Still, that has no bearing on whether or not this episode is successful. From the perspective of the sixth season in particular, this avoids the three primary pitfalls of the “XF Lite” era (seasons 6-7): it has strong connections to the “big picture”, the main characters act according to previously established development, and there’s no “wacky, funny hook”.
In addition, it avoids the mistakes of later mythology episodes by focusing on an element that is consistent with the mythology to date. One could even argue that this was one of the last “pure” mythology tales, written before the need to improvise plot elements from season to season. For all those reasons, this is one of the better episodes of the sixth season.

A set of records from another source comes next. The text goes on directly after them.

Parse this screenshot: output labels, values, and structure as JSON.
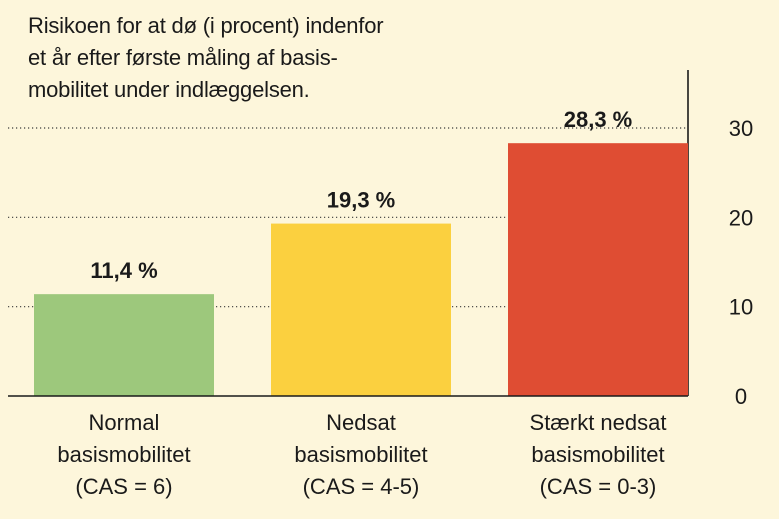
{
  "chart_data": {
    "type": "bar",
    "title_lines": [
      "Risikoen for at dø (i procent) indenfor",
      "et år efter første måling af basis-",
      "mobilitet under indlæggelsen."
    ],
    "categories": [
      [
        "Normal",
        "basismobilitet",
        "(CAS = 6)"
      ],
      [
        "Nedsat",
        "basismobilitet",
        "(CAS = 4-5)"
      ],
      [
        "Stærkt nedsat",
        "basismobilitet",
        "(CAS = 0-3)"
      ]
    ],
    "values": [
      11.4,
      19.3,
      28.3
    ],
    "value_labels": [
      "11,4 %",
      "19,3 %",
      "28,3 %"
    ],
    "colors": [
      "#9dc87c",
      "#fbd03f",
      "#df4d33"
    ],
    "ylim": [
      0,
      30
    ],
    "yticks": [
      0,
      10,
      20,
      30
    ],
    "ytick_labels": [
      "0",
      "10",
      "20",
      "30"
    ],
    "grid": "dotted horizontal",
    "axis_position": "right"
  }
}
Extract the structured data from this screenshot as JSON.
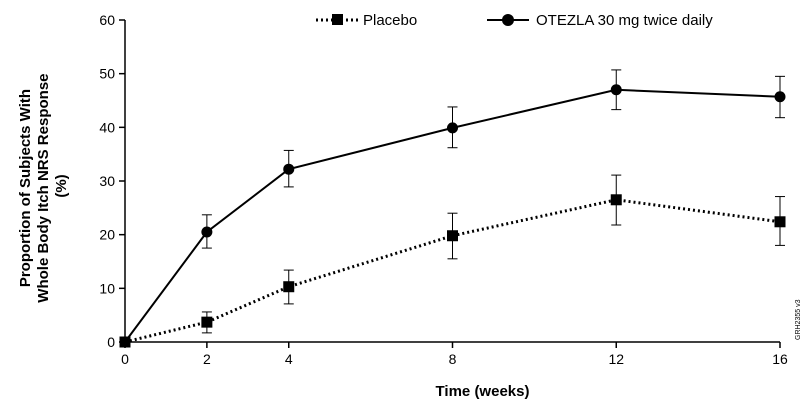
{
  "chart_data": {
    "type": "line",
    "title": "",
    "xlabel": "Time (weeks)",
    "ylabel_lines": [
      "Proportion of Subjects With",
      "Whole Body Itch NRS Response",
      "(%)"
    ],
    "x": [
      0,
      2,
      4,
      8,
      12,
      16
    ],
    "x_ticks": [
      "0",
      "2",
      "4",
      "8",
      "12",
      "16"
    ],
    "xlim": [
      0,
      16
    ],
    "y_ticks": [
      "0",
      "10",
      "20",
      "30",
      "40",
      "50",
      "60"
    ],
    "ylim": [
      0,
      60
    ],
    "grid": false,
    "legend_position": "top",
    "series": [
      {
        "name": "Placebo",
        "line_style": "dotted",
        "marker": "square",
        "values": [
          0,
          3.7,
          10.3,
          19.8,
          26.5,
          22.4
        ],
        "error_low": [
          0,
          1.7,
          7.1,
          15.5,
          21.8,
          18.0
        ],
        "error_high": [
          0,
          5.6,
          13.4,
          24.0,
          31.1,
          27.1
        ]
      },
      {
        "name": "OTEZLA 30 mg twice daily",
        "line_style": "solid",
        "marker": "circle",
        "values": [
          0,
          20.5,
          32.2,
          39.9,
          47.0,
          45.7
        ],
        "error_low": [
          0,
          17.5,
          28.9,
          36.2,
          43.3,
          41.8
        ],
        "error_high": [
          0,
          23.7,
          35.7,
          43.8,
          50.7,
          49.5
        ]
      }
    ],
    "side_code": "GRH2355 v3"
  }
}
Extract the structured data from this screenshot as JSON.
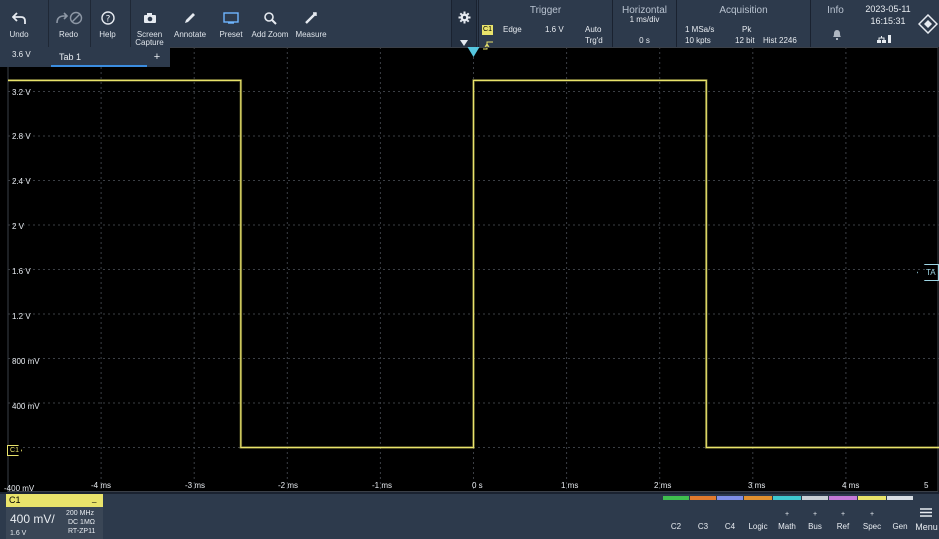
{
  "toolbar": {
    "undo": "Undo",
    "redo": "Redo",
    "help": "Help",
    "screen_capture_1": "Screen",
    "screen_capture_2": "Capture",
    "annotate": "Annotate",
    "preset": "Preset",
    "add_zoom": "Add Zoom",
    "measure": "Measure"
  },
  "trigger": {
    "title": "Trigger",
    "source": "C1",
    "type": "Edge",
    "level": "1.6 V",
    "mode": "Auto",
    "state": "Trg'd"
  },
  "horizontal": {
    "title": "Horizontal",
    "scale": "1 ms/div",
    "position": "0 s"
  },
  "acquisition": {
    "title": "Acquisition",
    "sample_rate": "1 MSa/s",
    "mode": "Pk",
    "record_length": "10 kpts",
    "resolution": "12 bit",
    "hist": "Hist 2246"
  },
  "info": {
    "title": "Info"
  },
  "datetime": {
    "date": "2023-05-11",
    "time": "16:15:31"
  },
  "tabs": [
    {
      "label": "Tab 1"
    }
  ],
  "tab_add": "+",
  "plot": {
    "y_labels": [
      "3.6 V",
      "3.2 V",
      "2.8 V",
      "2.4 V",
      "2 V",
      "1.6 V",
      "1.2 V",
      "800 mV",
      "400 mV",
      "-400 mV"
    ],
    "x_labels": [
      "-4 ms",
      "-3 ms",
      "-2 ms",
      "-1 ms",
      "0 s",
      "1 ms",
      "2 ms",
      "3 ms",
      "4 ms",
      "5 ms"
    ],
    "channel_marker": "C1",
    "trigger_marker": "TA",
    "trace_color": "#e9e36b",
    "trigger_color": "#56c6df"
  },
  "chart_data": {
    "type": "line",
    "series": [
      {
        "name": "C1",
        "x": [
          -5.0,
          -2.5,
          -2.5,
          0.0,
          0.0,
          2.5,
          2.5,
          5.0
        ],
        "y": [
          3.3,
          3.3,
          0.0,
          0.0,
          3.3,
          3.3,
          0.0,
          0.0
        ]
      }
    ],
    "xlim": [
      -5,
      5
    ],
    "ylim": [
      -0.4,
      3.6
    ],
    "x_unit": "ms",
    "grid": true
  },
  "channel1": {
    "name": "C1",
    "scale": "400 mV/",
    "bandwidth": "200 MHz",
    "coupling": "DC 1MΩ",
    "probe": "RT-ZP11",
    "offset": "1.6 V",
    "color": "#e9e36b"
  },
  "bottom_buttons": [
    {
      "label": "C2",
      "color": "#3fbf4f"
    },
    {
      "label": "C3",
      "color": "#e07a2e"
    },
    {
      "label": "C4",
      "color": "#7f8fe6"
    },
    {
      "label": "Logic",
      "color": "#e09030"
    },
    {
      "label": "Math",
      "color": "#3fc8d0"
    },
    {
      "label": "Bus",
      "color": "#c9cfd6"
    },
    {
      "label": "Ref",
      "color": "#c47ad8"
    },
    {
      "label": "Spec",
      "color": "#e9e36b"
    },
    {
      "label": "Gen",
      "color": "#d8dde3"
    }
  ],
  "menu": "Menu"
}
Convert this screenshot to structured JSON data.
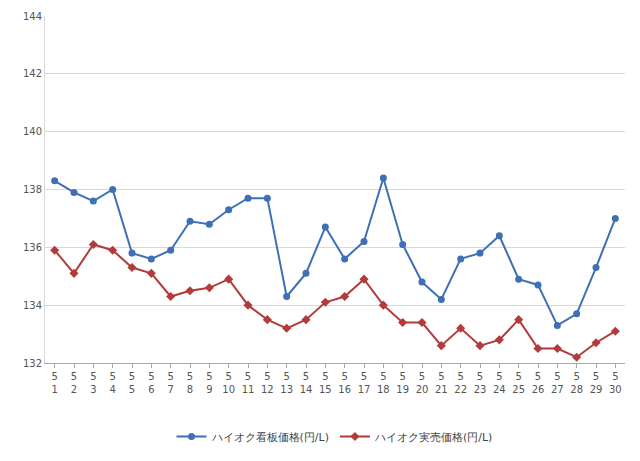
{
  "chart_data": {
    "type": "line",
    "categories": [
      "5\n1",
      "5\n2",
      "5\n3",
      "5\n4",
      "5\n5",
      "5\n6",
      "5\n7",
      "5\n8",
      "5\n9",
      "5\n10",
      "5\n11",
      "5\n12",
      "5\n13",
      "5\n14",
      "5\n15",
      "5\n16",
      "5\n17",
      "5\n18",
      "5\n19",
      "5\n20",
      "5\n21",
      "5\n22",
      "5\n23",
      "5\n24",
      "5\n25",
      "5\n26",
      "5\n27",
      "5\n28",
      "5\n29",
      "5\n30"
    ],
    "series": [
      {
        "name": "ハイオク看板価格(円/L)",
        "color": "#3f6fb5",
        "marker": "circle",
        "values": [
          138.3,
          137.9,
          137.6,
          138.0,
          135.8,
          135.6,
          135.9,
          136.9,
          136.8,
          137.3,
          137.7,
          137.7,
          134.3,
          135.1,
          136.7,
          135.6,
          136.2,
          138.4,
          136.1,
          134.8,
          134.2,
          135.6,
          135.8,
          136.4,
          134.9,
          134.7,
          133.3,
          133.7,
          135.3,
          137.0
        ]
      },
      {
        "name": "ハイオク実売価格(円/L)",
        "color": "#b23b3b",
        "marker": "diamond",
        "values": [
          135.9,
          135.1,
          136.1,
          135.9,
          135.3,
          135.1,
          134.3,
          134.5,
          134.6,
          134.9,
          134.0,
          133.5,
          133.2,
          133.5,
          134.1,
          134.3,
          134.9,
          134.0,
          133.4,
          133.4,
          132.6,
          133.2,
          132.6,
          132.8,
          133.5,
          132.5,
          132.5,
          132.2,
          132.7,
          133.1
        ]
      }
    ],
    "ylim": [
      132,
      144
    ],
    "yticks": [
      132,
      134,
      136,
      138,
      140,
      142,
      144
    ],
    "grid": true,
    "legend": "bottom"
  }
}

SKINNER: “Every minute of every day, we choose. Who we are, who we forgive, who we defend and protect. To choose a side or to walk the line, to play the middle, to straddle the fence between what is and what should be. This was the course I chose, trying to find the delicate balance of interests that can never exist, choosing by not choosing. Defending a center which cannot hold. So death chose for me.”
SKINNER: “I’ve been lying here thinking. Your quest…it should have been mine.”
SCULLY: “What do you mean?”
SKINNER: “If I die now, I die in vain. I have nothing to show for myself. My life…”
SCULLY: “Sir, you know that’s not true.”
SKINNER: “It is. I can see now that…I always played it safe. I wouldn’t take sides. Wouldn’t let you and Mulder pull me in.”
SCULLY: “You’ve been our ally more times than I can say.”
SKINNER: “Not the kind of ally that I could have been.”
Overall, this episode is something of a return to form, bringing some much needed conspiracy and mythology elements to the sixth season. This is also arguably the best Skinner-centric episode of the series, and had the writers followed through, it could have been the source of his redemption. Even so, this was one of the highlights of the sixth season.